When causes of death and age groups were investigated, it was seen that central nervous system related deaths were higher among age groups between 18–29 and 40–49, while cardiovascular system related deaths were higher among other age groups (Table 3).

Table 3.

Distribution of causes of death according to age groups

Causes of death Age groups

Total
18–29
30–39
40–49
50–59
60 and above
n n n n n n %
Cardiovascular system 3 7 1 4 9 24 52.2
Central nervous system 4 1 3 2 10 21.7
Respiratory system 2 1 1 1 5 10.9
Intoxication 2 1 1 2 1 7 15.2
Total 11 9 6 7 13 46 100.0

Discussion

Sudden death is a very important public health problem worldwide, and time interval between onset of symptoms and mortality is less than 24 hours.[1] Autopsy is required to explain cause of death in these cases.[2] Although it differs from one country to another, the most common cause of natural sudden deaths is cardiovascular disease, while central nervous system disease is second. We found that the most common non-traumatic sudden deaths in our emergency department occurred due to cardiovascular diseases (52.2%), followed by central nervous system disease (21.7%), intoxications (15.2%), and respiratory system diseases (10.9%).

It is reported that 78.4% of the suspected deaths occur at the scene.[7] In our cases, 84.7% were brought to emergency room as cardiopulmonary arrest. However, since our study was a retrospective one, no information during file analysis could be achieved whether arrest was at the scene or on the way to ER.
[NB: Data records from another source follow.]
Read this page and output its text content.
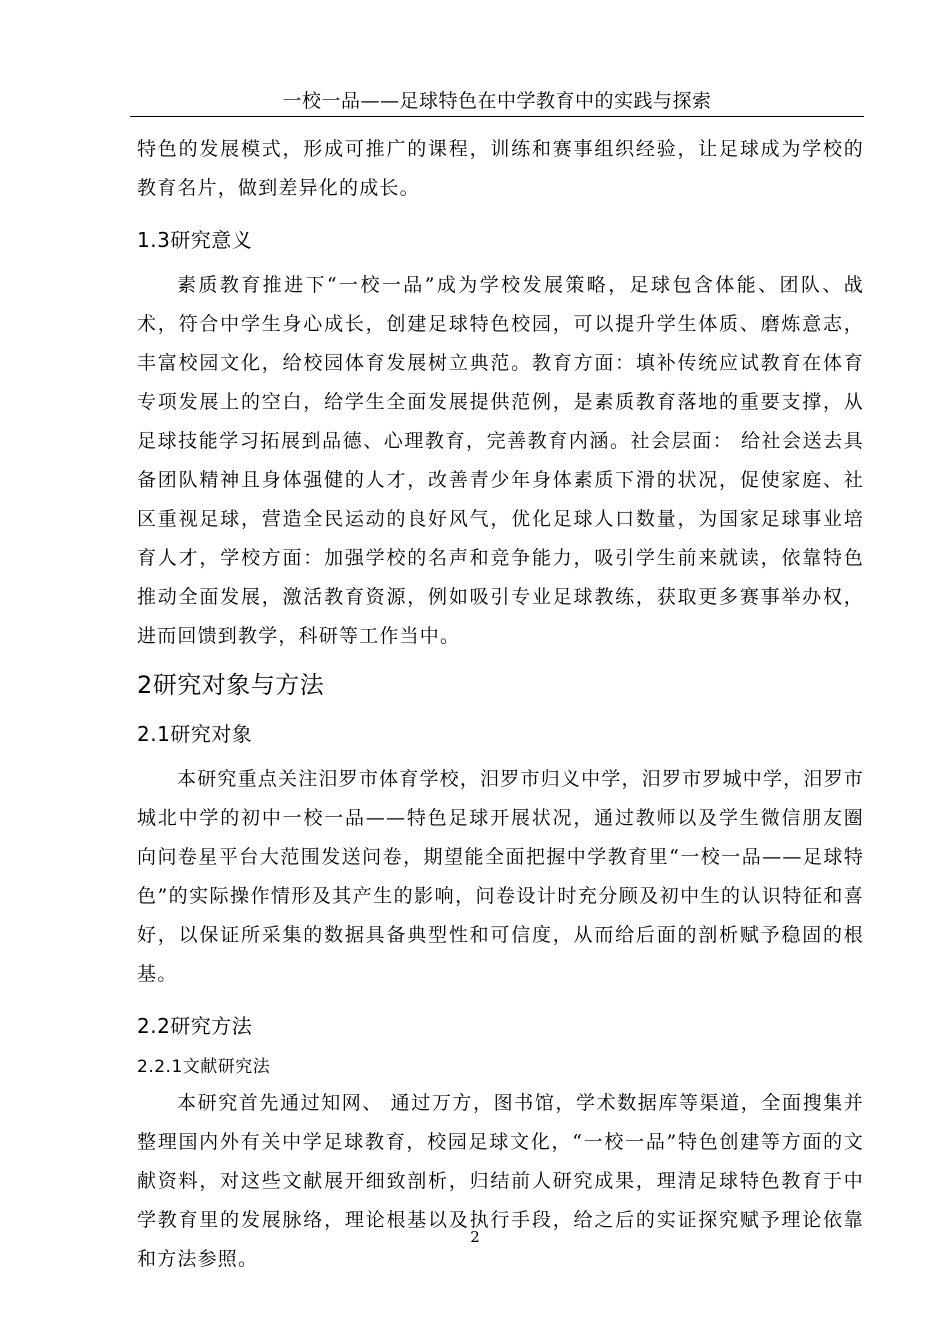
一校一品——足球特色在中学教育中的实践与探索

特色的发展模式，形成可推广的课程，训练和赛事组织经验，让足球成为学校的教育名片，做到差异化的成长。

1.3研究意义

素质教育推进下“一校一品”成为学校发展策略，足球包含体能、团队、战术，符合中学生身心成长，创建足球特色校园，可以提升学生体质、磨炼意志，丰富校园文化，给校园体育发展树立典范。教育方面：填补传统应试教育在体育专项发展上的空白，给学生全面发展提供范例，是素质教育落地的重要支撑，从足球技能学习拓展到品德、心理教育，完善教育内涵。社会层面： 给社会送去具备团队精神且身体强健的人才，改善青少年身体素质下滑的状况，促使家庭、社区重视足球，营造全民运动的良好风气，优化足球人口数量，为国家足球事业培育人才，学校方面：加强学校的名声和竞争能力，吸引学生前来就读，依靠特色推动全面发展，激活教育资源，例如吸引专业足球教练，获取更多赛事举办权，进而回馈到教学，科研等工作当中。

2研究对象与方法
2.1研究对象

本研究重点关注汨罗市体育学校，汨罗市归义中学，汨罗市罗城中学，汨罗市城北中学的初中一校一品——特色足球开展状况，通过教师以及学生微信朋友圈向问卷星平台大范围发送问卷，期望能全面把握中学教育里“一校一品——足球特色”的实际操作情形及其产生的影响，问卷设计时充分顾及初中生的认识特征和喜好，以保证所采集的数据具备典型性和可信度，从而给后面的剖析赋予稳固的根基。

2.2研究方法
2.2.1文献研究法

本研究首先通过知网、 通过万方，图书馆，学术数据库等渠道，全面搜集并整理国内外有关中学足球教育，校园足球文化，“一校一品”特色创建等方面的文献资料，对这些文献展开细致剖析，归结前人研究成果，理清足球特色教育于中学教育里的发展脉络，理论根基以及执行手段，给之后的实证探究赋予理论依靠和方法参照。

2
Most common cardiovascular diseases that cause death include coronary heart disease, hypertrophic cardiomyopathy, aortic diseases, and pulmonary emboli.[8] Cause of death in youngsters is different from adults. Congenital heart diseases, myocarditis, hypertrophic cardiomyopathy, and conduction system anomaly are the most common underlying causes below 20 years of age.9, 10 Incidence of coronary artery disease increase with age and is most common above 30 years of age.[10] Manfredini et al.[11] found in a study in Italy that AMI was responsible for 55% of 732 sudden death cases, pulmonary emboli in 7.5%, aortic aneurism rupture in 3.8% and stroke in 2.3%. Thomas et al.[12] reported 322 sudden death cases aged between 18–69 as a result of three-year-analysis. They detected ischemic heart disease in 58.7% of these cases, non-ischemic heart disease in 7.5%, respiratory disease in 17.7%, central nervous system disease in 4.3%, aortic aneurism in 3.4% and gastrointestinal bleeding in 2.2%. In our study, consistent with the literature, we found that non-traumatic suspicious deaths occurring in our emergency department were most commonly due to cardiovascular system diseases. AMI was present in 45.7% of the cardiovascular diseases and it constituted the most common disease group that caused death. Valve disease was the cause in 4.3% of the cases. In autopsy of one of these cases, aortic stenosis and pregnancy was detected, while mitral insufficiency was found in the other. Case with mitral stenosis had been brought to emergency department in arrest, following a severe exercise. Sudden death in aortic stenosis is well defined and can be precipitated by exercise. Increased cardiac demand associated with physical effort in presence of a fixed left ventricular outlet obstruction can lead to fatal ventricular arrhythmias.[13]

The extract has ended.